The two surveys will be led by NParks, in partnership with the academic community and nature interest groups, who will be assisting on a voluntary basis.
NParks will also be updating the Singapore Red Data List, a common reference on the conservation status of native flora and fauna species, which was last updated in 2008.
The list, first published in 1994, also highlights taxonomic groups and individual species for conservation efforts, based on existing research and data.
The second edition of the list was published in 2008 by representatives from the Raffles Museum of Biodiversity Research at the National University of Singapore, Nature Society (Singapore) and NParks.
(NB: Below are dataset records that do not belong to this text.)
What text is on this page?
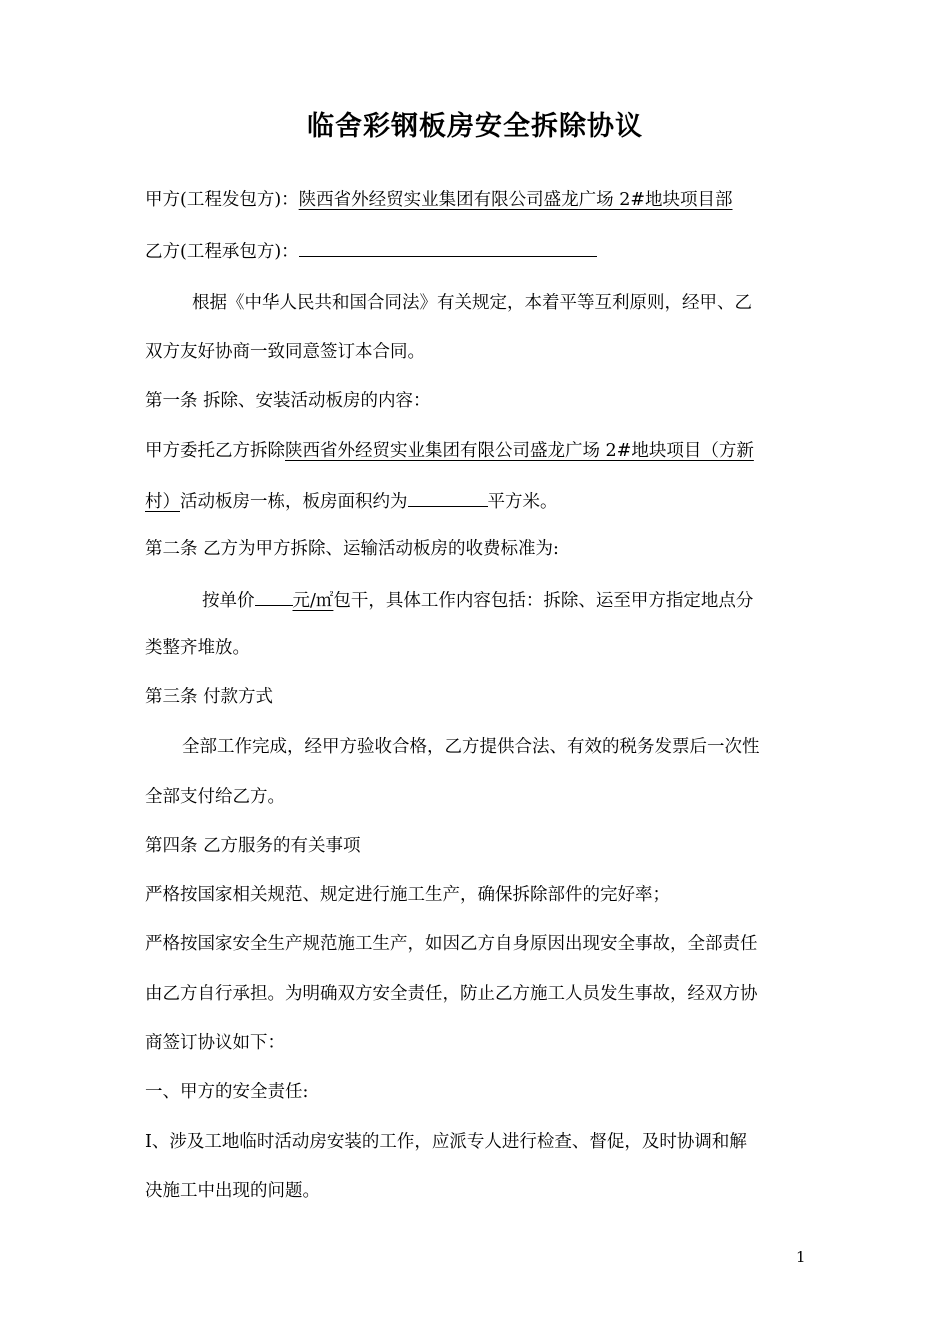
临舍彩钢板房安全拆除协议
甲方(工程发包方)：陕西省外经贸实业集团有限公司盛龙广场 2#地块项目部
乙方(工程承包方)：
根据《中华人民共和国合同法》有关规定，本着平等互利原则，经甲、乙
双方友好协商一致同意签订本合同。
第一条 拆除、安装活动板房的内容：
甲方委托乙方拆除陕西省外经贸实业集团有限公司盛龙广场 2#地块项目（方新
村）活动板房一栋，板房面积约为	平方米。
第二条 乙方为甲方拆除、运输活动板房的收费标准为:
按单价 元/㎡包干，具体工作内容包括：拆除、运至甲方指定地点分
类整齐堆放。
第三条 付款方式
全部工作完成，经甲方验收合格，乙方提供合法、有效的税务发票后一次性
全部支付给乙方。
第四条 乙方服务的有关事项
严格按国家相关规范、规定进行施工生产，确保拆除部件的完好率；
严格按国家安全生产规范施工生产，如因乙方自身原因出现安全事故，全部责任
由乙方自行承担。为明确双方安全责任，防止乙方施工人员发生事故，经双方协
商签订协议如下：
一、甲方的安全责任:
I、涉及工地临时活动房安装的工作，应派专人进行检查、督促，及时协调和解
决施工中出现的问题。
1
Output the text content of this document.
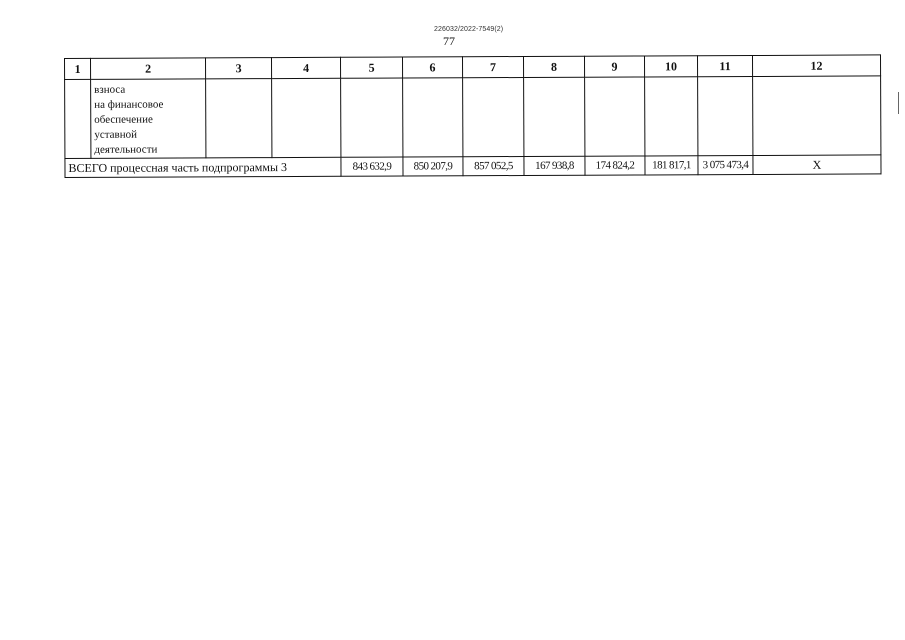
226032/2022-7549(2)
77
1	2	3	4	5	6	7	8	9	10	11	12
	взноса
на финансовое
обеспечение
уставной
деятельности										
ВСЕГО процессная часть подпрограммы 3				843 632,9	850 207,9	857 052,5	167 938,8	174 824,2	181 817,1	3 075 473,4	X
In the third edition, more than 30 experts from NParks, academia and non-governmental organisations covering various taxonomic groups will be involved.
These initiatives were announced by Deputy Prime Minister Heng Swee Keat yesterday, before a public lecture by renowned primatologist Jane Goodall at the NUS University Cultural Centre.
Mr Heng said Singapore will need to learn how to live harmoniously with nature and wildlife to achieve the vision of a biophilic city in a garden.
Climate change has also been changing the habitat of Singapore's flora and fauna, and beyond implementing physical infrastructure measures, mitigation efforts must be more robust, he added.
Individuals must also come together and no personal effort is too small, he added.
The public can partner NParks by participating in the two biodiversity surveys, or in an initiative that will be launched over the next five years to design new parks and upgrade existing ones, he said.